The Last Color is remarkable for combining two aspects of thought – one that is a pressing environmental issue,and another which is a highly complex art form. Physical theatre remains a lesser explored territory even within the Arts. It forsakes the articulation of words to communicate through movement,dance and often music. But in Pune,a few experiments with this form of theatre have come wrapped in messages of saving the environment.
“Those who plant trees,will continue to do so; we wanted to change the way people think. To sustain this idea,we need to plant green ideas,” says Abhishek Kawitkar of city-based NGO Tree Public Foundation. The organisation has made the combination of theatre activities and its message of planting more trees an annual affair with its World Environment Theatre Day. Last year,a rousing piece of physical theatre that combined classical and contemporary dance,and live music,was their instrument of awareness-creation. This year,they will go a step further and present a melange of mime,shadow play and even ballet. “As an NGO,we believe we should encourage the arts,” says Kawitkar. “Physical theatre makes a deep impact because there is an artist in everyone. It establishes more connect with the audience and gives a different push to the ideas.”

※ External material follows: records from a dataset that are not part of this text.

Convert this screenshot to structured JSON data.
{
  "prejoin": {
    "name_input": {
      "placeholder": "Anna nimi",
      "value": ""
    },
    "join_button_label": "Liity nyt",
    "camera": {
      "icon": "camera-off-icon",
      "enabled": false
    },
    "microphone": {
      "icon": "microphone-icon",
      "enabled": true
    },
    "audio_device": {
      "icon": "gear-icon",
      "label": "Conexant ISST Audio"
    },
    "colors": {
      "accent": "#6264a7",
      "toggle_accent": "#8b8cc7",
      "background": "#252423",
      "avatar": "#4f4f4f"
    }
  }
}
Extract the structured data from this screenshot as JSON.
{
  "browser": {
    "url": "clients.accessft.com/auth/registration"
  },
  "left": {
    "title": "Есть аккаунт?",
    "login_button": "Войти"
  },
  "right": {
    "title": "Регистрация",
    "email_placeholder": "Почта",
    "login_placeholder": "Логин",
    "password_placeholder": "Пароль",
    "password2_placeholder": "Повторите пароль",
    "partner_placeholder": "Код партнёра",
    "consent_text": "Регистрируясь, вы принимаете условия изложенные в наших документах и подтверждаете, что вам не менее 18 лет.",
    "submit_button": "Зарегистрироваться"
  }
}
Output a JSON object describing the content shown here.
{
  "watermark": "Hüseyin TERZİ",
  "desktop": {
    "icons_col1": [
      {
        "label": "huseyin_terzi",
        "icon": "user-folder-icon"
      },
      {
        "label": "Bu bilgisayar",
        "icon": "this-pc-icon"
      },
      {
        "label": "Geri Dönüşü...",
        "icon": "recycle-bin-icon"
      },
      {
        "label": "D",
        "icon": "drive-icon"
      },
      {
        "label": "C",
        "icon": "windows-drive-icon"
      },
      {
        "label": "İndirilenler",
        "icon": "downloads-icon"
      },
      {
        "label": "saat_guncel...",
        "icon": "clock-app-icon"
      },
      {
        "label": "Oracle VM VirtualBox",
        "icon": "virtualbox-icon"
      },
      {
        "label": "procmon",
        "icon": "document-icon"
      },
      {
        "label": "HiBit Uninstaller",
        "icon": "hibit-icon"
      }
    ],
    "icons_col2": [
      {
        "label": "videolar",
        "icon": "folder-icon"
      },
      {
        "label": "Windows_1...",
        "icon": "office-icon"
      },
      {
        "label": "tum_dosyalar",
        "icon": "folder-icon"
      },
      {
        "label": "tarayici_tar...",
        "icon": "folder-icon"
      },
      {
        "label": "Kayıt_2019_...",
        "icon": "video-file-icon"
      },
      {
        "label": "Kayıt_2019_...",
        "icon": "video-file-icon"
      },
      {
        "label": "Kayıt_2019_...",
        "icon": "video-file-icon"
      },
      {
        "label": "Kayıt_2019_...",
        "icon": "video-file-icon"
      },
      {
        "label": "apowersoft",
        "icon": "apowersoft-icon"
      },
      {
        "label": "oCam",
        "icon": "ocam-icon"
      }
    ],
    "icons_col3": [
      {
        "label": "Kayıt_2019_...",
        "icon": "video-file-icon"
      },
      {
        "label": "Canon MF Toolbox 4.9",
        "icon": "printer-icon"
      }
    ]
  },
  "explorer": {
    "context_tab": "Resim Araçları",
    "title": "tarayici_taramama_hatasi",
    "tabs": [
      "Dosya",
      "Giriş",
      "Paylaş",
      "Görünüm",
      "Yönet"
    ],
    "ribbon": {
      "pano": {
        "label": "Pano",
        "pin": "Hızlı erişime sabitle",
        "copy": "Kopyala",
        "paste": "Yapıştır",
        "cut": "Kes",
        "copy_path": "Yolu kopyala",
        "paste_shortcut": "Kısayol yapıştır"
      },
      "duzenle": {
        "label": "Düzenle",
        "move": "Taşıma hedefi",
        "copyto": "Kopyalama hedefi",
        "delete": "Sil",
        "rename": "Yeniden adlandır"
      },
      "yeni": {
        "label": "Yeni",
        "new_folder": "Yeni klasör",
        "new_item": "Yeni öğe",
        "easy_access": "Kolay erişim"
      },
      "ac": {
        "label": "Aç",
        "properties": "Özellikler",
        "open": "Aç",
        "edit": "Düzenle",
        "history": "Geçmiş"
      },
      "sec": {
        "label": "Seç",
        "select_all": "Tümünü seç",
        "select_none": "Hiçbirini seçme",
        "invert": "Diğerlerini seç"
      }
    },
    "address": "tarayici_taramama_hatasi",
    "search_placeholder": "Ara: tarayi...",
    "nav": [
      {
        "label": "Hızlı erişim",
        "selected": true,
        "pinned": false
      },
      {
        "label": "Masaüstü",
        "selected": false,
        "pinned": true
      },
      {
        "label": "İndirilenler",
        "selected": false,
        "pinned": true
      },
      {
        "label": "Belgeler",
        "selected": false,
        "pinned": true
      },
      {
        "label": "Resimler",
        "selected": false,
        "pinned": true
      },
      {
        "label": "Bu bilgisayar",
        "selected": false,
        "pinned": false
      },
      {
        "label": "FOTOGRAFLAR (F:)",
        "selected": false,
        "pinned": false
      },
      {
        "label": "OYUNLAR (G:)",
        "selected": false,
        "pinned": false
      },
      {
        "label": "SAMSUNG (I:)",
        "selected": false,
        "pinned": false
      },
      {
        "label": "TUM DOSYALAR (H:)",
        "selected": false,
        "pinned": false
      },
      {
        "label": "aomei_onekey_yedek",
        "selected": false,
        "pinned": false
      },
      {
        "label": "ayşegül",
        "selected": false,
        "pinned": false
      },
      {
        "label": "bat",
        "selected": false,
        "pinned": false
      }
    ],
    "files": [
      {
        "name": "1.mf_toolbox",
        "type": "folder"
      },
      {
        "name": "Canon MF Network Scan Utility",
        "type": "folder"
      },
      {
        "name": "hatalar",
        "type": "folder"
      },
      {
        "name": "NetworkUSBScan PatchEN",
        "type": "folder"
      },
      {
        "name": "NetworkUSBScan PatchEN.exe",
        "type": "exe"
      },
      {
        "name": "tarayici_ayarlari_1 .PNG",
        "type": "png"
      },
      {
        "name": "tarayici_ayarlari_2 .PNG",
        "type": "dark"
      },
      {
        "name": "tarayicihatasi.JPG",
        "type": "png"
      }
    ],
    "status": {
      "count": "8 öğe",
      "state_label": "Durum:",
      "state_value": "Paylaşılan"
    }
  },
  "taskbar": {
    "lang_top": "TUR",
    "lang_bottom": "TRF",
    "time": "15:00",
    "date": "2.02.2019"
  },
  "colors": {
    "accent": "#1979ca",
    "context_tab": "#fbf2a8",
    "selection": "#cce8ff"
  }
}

Hartman de Souza,based in Goa,has been into physical theatre for over a decade. He is the creator-director of the 45-minute wordless drama called Creatures of the Earth which vocalises the traumas of excessive mining,through movements and music. The play has traveled to many cities,including Pune multiple times,but aims to spread the word farther. De Souza,however,insists they are not an NGO. “I am a theatre person. Physical theatre in itself is too complicated a medium to be used much by NGOs. But yes,I think they need to use theatre as a whole to communicate messages beyond just science and math,” he says.
For Bhide though,the ‘Save the Tiger’ message just had to come as a piece of physical theatre that uses recorded narration and zero preaching. I did not want too much of ‘acting’,because that would mean actors,their costumes and so much more of the fundamentals. Here,the message is conveyed through abstract and contemporary dance; there is more freedom, he says.